Two summers ago he made an instant impression against their all-star batting line-up, claiming 11 wickets in two Tests, most memorably rattling the stumps of Tendulkar himself in Sydney. Injury has interrupted the 22-year-old’s rapid ascent since but, three months after breaking down against South Africa in Adelaide, he was back and India were again in the firing line. Three wickets in 28 deliveries single-handedly undid their top three – all of them bowled.

"I just love the challenge really of coming in to bowl to people like Sehwag and Tendulkar, who I've grown up as a little tacker watching on TV,” said Pattinson. “I love playing against good players."

It took only eight balls for Pattinson to strike in their first innings just after lunch, theatrically removing opener Murali Vijay’s leg stump with a 150km/h thunderbolt and then, in his next over, coaxing with more sheer speed a spectacled Virender Sehwag to play on as well.

Used effectively by Michael Clarke in three-over cameos Pattinson returned in the second over of his next spell to crash a low flyer into the pegs of Cheteshwar Pujara, hitherto untroubled on 44.

Pattinson, reacquainting himself with foes he had tormented 13 months ago, allowed Australia to cash in on their investment in fast bowling rather than spin here, extracting their own treasures from a pitch with more red splotches than a teenager’s face. He bowled only six overs but made the pinch-hitting count, taking 3-25.

Only Tendulkar could withstand his onslaught at its peak. Thousands remained waiting in long, frustrating lines outside the ground as the veteran walked to the centre. Those fortunate to be in the venue greeted him with ear-piercing adulation.

When he stroked his first ball, from Pattinson, to the cover boundary, they went bananas.
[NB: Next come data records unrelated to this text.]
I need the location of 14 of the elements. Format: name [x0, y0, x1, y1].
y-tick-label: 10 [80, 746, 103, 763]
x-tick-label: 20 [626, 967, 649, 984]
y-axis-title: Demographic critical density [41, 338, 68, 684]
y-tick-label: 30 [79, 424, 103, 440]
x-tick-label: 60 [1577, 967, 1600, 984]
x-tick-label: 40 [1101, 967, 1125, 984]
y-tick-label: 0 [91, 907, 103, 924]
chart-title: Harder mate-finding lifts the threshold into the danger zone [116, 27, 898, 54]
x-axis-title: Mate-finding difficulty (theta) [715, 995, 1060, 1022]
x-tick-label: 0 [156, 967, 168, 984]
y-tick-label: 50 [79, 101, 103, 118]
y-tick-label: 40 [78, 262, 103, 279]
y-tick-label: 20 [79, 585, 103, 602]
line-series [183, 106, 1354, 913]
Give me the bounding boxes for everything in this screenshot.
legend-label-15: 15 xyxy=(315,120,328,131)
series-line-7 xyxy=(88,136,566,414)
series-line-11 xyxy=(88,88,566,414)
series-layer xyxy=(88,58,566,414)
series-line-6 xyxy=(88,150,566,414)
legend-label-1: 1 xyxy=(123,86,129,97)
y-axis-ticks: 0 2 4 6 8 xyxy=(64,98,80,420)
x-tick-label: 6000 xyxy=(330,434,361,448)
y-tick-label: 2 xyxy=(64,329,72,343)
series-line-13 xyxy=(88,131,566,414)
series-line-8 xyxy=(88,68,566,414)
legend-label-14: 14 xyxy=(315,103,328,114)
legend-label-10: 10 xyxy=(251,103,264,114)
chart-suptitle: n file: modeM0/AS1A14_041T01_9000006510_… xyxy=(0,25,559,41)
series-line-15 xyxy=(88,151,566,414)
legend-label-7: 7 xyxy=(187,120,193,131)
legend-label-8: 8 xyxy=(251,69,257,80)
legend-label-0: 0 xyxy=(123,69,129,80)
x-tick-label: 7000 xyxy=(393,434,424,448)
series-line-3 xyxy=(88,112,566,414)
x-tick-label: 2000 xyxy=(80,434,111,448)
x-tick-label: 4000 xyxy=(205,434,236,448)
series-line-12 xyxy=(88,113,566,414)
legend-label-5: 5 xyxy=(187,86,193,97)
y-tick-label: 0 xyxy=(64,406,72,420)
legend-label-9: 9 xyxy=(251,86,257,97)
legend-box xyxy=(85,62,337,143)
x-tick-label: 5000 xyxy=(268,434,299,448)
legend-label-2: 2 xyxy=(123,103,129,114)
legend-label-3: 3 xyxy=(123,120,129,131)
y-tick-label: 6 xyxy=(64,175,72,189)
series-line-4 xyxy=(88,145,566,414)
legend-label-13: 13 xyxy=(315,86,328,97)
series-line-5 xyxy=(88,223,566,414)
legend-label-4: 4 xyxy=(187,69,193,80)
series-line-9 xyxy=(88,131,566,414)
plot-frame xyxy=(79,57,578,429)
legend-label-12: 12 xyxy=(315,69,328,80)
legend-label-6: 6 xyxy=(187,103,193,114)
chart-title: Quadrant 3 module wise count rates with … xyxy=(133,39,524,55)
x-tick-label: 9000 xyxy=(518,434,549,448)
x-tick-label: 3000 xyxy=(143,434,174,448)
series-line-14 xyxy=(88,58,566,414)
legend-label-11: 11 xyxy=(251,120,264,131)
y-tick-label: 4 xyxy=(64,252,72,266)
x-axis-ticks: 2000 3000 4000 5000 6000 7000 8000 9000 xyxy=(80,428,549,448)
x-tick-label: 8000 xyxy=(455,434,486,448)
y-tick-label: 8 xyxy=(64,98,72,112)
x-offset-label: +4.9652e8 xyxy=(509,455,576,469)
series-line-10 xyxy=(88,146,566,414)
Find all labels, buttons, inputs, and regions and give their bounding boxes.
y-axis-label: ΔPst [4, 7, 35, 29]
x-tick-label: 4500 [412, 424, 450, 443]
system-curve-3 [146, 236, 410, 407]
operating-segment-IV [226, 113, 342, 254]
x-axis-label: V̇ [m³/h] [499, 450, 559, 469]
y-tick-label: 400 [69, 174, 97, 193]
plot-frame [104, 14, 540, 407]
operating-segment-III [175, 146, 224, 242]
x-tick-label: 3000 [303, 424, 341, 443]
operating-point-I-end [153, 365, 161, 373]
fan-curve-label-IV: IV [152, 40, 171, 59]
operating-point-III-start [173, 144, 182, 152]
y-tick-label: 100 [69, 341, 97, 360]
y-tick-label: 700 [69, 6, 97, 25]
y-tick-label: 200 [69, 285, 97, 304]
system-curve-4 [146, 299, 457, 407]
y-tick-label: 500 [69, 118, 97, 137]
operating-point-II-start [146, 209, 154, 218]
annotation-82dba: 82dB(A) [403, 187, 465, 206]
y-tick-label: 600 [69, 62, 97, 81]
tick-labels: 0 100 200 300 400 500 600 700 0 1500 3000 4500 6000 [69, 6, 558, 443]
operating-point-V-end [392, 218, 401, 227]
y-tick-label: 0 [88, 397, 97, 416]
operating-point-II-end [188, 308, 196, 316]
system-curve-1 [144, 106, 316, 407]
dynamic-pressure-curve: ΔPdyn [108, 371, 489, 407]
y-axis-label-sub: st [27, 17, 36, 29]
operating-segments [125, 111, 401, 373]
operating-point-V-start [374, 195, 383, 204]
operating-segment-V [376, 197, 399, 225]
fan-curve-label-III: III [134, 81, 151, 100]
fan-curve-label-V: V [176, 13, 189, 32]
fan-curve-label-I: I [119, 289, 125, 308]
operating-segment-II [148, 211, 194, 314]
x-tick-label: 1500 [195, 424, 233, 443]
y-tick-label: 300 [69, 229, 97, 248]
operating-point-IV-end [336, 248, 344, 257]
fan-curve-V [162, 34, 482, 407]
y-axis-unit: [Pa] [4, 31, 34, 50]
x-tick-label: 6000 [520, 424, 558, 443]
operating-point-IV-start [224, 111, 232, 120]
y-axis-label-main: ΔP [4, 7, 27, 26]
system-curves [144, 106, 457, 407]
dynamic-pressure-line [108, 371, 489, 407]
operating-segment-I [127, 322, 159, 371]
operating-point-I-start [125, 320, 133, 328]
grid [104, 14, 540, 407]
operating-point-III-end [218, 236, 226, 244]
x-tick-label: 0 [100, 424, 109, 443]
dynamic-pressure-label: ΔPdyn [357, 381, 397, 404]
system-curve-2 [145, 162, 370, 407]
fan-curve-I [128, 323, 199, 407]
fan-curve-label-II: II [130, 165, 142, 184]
The next ball, louder still, as Tendulkar neatly caressed the Australian quick to backward point for another four. He finished the over with 12 runs to his name, guiding the last delivery to the third man rope for good measure. There were only three other boundaries from his blade for the afternoon but at times he was sublime. However, he survived  a very close leg-before shout from Nathan Lyon on 37.

Earlier, Clarke had been dismissed half an hour before lunch for 130, but not before surpassing Greg Chappell’s Test aggregate of 7110 runs, having gone beyond Don Bradman’s career total a day earlier. It was also the highest score by an Australian captain in India.